Ne zaman anlamlı bir konu, bir mesele gündeme gelse...
Birileri çıkıp ortalığı karıştırıyor. Sık kullanılan yöntem şu: Yalandan bir kavga çıkartılıyor ve kamuoyunun kafası bulanıyor.
Bir daha başa dönebilirsen, dön! Herkes tarafını seçip siperlerine yattıktan sonra bir şeyler tartışmışsın, ne fayda!
***
Örnek mi?
Nihayet bu yıl, 17 Aralık'ta...
Hz. Mevlana'nın protokollü, para ödeyip giren seyirciler önünde ve profesyonel semazenlerle anılamayacağı gerçeği kamuoyunca yüksek sesle dile getirilmeye başlanmıştı ki...
Bir baktık, "
Şeb-i Arus sadece Konya'da mı kutlanmalı, İstanbul ve Bursa törenleri yanlış mı?" sorusuyla ortalık bulandırıldı.

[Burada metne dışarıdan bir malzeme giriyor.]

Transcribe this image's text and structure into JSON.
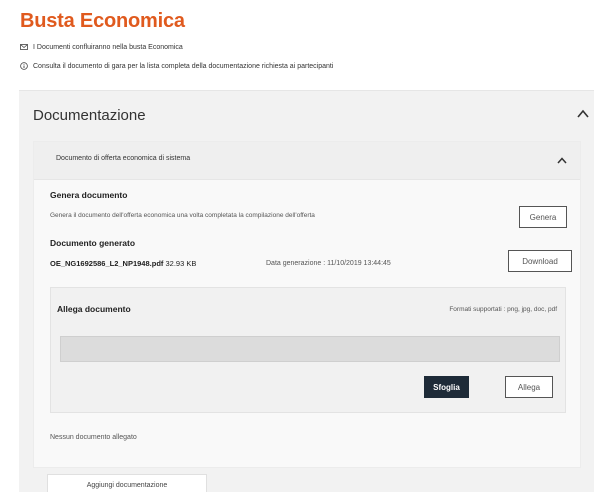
{
  "page": {
    "title": "Busta Economica",
    "info_1": "I Documenti confluiranno nella busta Economica",
    "info_2": "Consulta il documento di gara per la lista completa della documentazione richiesta ai partecipanti"
  },
  "documentazione": {
    "header": "Documentazione",
    "section": {
      "header": "Documento di offerta economica di sistema",
      "genera": {
        "label": "Genera documento",
        "description": "Genera il documento dell'offerta economica una volta completata la compilazione dell'offerta",
        "button": "Genera"
      },
      "generato": {
        "label": "Documento generato",
        "filename": "OE_NG1692586_L2_NP1948.pdf",
        "filesize": "32.93 KB",
        "date": "Data generazione : 11/10/2019 13:44:45",
        "button": "Download"
      },
      "allega": {
        "label": "Allega documento",
        "formats": "Formati supportati : png, jpg, doc, pdf",
        "browse_button": "Sfoglia",
        "attach_button": "Allega"
      },
      "no_attachments": "Nessun documento allegato"
    },
    "add_button": "Aggiungi documentazione"
  }
}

Mevlana'yı "filozof" zanneden tv gazetecileri de sırf heyecan olsun diye bu saçma tartışmaya gaz verince, meselenin "
öz"üne dönmek mümkün olamadı.
***
Bir başka sıcak örnek...
Adnan Menderes'in idam kararının iptal edilmesi için TBMM'ye yapılan başvurunun kabul edilmesiydi.
Süreç ilerlerse, çıkacak iptal ve iadei itibar kararının
meclis ve seçmen iradesi açısından sembolik değerinin çok yüksek olduğu açık. Fakat iki gündür tartışma başka boyuta sıçradı; "
O zaman Deniz Gezmiş ve arkadaşlarının da kararı iptal edilsin" sesleri yükseldi.
Derken
Menderes döneminde Türkiye'nin NATO'ya ve Kore Savaşı'na girişi gündeme geldi.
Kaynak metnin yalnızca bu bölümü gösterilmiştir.